My love of spearheading, from introvert to extrovert,
from cowardice to consequence, from the enjambment to the unspecified dunce.
It was a sabotage, a reckless moment: a purulent, tawny decree.
All temptation puzzled me and drew me in.
I dropped out of a large life,
I flew over exams, I punched out breakfast teachers with lunch money,
toiling over the idea of belonging rather than over upward mobility.
I understood how power flung outward
into the troves of the cursed (I felt cursed or troubled all of the time).
I wasn't bearing oranges, limes, or even lemons.
All of it blurred together so that a mere suggestion made by
an outside force was something to be freely ignored.
I could nod off, I could misinterpret, it could be reconfigured as a negotiation.
The fog felt like an aphorism. Never lifting, always dull,
always an added pull. The tribunal cloud judged below, judged my direction.
There was lying, conning, faking, elucidating in order to get away with undoing.
I was interested in preserving yet I can't tell you if it felt
sacred or befallen.

Your anxiety might have represented a crushing faith
or a character assassination, my own or someone else's.
Or a lack of grip on reality: the wet rip of the grocery bags
all of it falling—
your body on all fours.
Accumulating soot upon retrieval.

There were downsides to feeling different so I huddled
in the corner (not a ball, not rocking). I felt friendless and yet social.
I felt no aptitude towards refining a skill.
However, words cut my brain into two brains with their precipice
their demarcations, their incisions (too strong a word).

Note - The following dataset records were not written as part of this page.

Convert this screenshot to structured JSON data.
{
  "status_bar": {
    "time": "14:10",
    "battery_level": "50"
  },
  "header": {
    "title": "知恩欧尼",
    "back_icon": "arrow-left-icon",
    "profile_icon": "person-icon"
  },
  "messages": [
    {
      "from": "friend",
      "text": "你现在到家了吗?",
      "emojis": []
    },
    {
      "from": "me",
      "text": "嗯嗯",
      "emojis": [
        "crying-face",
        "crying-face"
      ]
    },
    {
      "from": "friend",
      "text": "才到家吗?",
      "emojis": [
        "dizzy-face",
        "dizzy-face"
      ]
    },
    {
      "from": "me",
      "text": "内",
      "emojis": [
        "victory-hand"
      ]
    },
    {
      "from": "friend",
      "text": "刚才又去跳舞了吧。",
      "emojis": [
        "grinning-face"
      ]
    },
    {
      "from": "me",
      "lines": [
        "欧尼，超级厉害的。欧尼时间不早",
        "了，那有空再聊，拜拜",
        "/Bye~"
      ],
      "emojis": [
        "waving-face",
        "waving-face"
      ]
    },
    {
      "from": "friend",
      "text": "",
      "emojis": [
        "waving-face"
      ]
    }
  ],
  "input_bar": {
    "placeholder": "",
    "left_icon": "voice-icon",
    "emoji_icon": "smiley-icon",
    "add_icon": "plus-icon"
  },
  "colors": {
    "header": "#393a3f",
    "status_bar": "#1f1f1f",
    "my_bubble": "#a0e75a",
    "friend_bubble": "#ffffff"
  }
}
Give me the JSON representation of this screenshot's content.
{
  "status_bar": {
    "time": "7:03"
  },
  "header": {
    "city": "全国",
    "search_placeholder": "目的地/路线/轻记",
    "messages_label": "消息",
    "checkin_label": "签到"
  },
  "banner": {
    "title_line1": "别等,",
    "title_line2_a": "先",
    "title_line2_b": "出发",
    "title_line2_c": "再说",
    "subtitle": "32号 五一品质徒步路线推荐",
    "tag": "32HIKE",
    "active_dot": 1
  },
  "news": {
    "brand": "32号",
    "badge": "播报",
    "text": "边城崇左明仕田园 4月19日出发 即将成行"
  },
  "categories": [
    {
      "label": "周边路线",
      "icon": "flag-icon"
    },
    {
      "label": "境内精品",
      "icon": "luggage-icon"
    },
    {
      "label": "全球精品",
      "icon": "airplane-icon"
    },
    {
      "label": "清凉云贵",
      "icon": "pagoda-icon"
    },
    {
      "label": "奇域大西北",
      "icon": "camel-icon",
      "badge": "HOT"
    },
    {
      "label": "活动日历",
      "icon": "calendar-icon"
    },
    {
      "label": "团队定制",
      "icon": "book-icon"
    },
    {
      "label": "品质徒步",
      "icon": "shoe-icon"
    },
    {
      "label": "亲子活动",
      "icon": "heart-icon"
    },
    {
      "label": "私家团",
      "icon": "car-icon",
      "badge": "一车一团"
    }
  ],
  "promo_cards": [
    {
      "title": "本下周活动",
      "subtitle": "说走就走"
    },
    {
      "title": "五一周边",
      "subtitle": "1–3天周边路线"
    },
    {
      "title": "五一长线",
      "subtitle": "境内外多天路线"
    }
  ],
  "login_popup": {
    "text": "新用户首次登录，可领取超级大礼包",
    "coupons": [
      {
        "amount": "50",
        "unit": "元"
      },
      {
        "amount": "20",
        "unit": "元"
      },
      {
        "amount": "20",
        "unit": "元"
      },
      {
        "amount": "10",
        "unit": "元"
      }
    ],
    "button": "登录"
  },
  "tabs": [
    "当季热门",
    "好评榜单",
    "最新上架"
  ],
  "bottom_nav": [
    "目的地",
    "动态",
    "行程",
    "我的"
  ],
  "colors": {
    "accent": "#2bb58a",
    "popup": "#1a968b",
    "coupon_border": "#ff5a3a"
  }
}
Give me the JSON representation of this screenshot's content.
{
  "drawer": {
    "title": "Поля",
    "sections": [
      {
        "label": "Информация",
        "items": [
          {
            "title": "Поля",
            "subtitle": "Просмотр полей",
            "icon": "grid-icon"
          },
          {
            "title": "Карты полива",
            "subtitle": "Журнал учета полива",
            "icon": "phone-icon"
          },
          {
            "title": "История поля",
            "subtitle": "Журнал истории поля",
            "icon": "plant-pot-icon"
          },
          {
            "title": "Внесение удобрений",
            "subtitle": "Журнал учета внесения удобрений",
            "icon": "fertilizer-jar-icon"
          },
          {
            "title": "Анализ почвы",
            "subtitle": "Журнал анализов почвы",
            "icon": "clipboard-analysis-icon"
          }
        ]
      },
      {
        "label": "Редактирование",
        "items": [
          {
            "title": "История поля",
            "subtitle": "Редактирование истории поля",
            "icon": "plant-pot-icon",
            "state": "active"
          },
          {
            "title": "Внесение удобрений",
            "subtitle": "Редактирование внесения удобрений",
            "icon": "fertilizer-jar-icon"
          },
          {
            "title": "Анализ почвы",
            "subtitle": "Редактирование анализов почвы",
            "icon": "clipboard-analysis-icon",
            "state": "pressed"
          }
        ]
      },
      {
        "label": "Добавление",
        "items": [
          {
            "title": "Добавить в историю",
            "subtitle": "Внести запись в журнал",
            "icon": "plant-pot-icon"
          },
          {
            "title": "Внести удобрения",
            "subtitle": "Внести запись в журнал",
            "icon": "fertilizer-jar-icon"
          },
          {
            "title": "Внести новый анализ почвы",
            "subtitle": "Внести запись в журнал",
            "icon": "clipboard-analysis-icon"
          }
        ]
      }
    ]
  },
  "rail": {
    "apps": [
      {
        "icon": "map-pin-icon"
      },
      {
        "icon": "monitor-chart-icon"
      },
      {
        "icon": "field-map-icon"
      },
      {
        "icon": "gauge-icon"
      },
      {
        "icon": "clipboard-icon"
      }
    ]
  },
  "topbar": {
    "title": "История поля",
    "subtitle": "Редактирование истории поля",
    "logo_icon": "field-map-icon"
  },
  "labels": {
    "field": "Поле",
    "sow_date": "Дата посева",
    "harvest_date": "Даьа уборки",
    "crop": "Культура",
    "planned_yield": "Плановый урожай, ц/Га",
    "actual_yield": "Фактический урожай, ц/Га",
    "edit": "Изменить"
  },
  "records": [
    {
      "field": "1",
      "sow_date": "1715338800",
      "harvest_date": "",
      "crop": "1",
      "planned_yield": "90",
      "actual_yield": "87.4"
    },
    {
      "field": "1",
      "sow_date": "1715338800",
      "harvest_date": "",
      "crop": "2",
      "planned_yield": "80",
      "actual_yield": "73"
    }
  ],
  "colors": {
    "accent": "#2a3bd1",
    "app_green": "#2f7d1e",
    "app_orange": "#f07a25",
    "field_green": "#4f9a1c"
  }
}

They held me captive against their edge,
their influence: I felt like insinuating something delicate or dear.

Now—I am holding on—trying to pay attention to the collusion that I must
be playing over and over in my mind, and it was my mind,
it needed me to leave everything outside, on the steps or in the sky,
to feign exhaustion in order to meet an aberration,
the one in the corner that felt large and carefree with its
own vernacular sprawled with whitewash on bricks or floors or that ghastly
far above that kept me standing very still but perhaps I wasn't inactive,
I was just interpreting what had already been an assumed boundary,
immersed in its insularity and in what stuck to its roundedness. 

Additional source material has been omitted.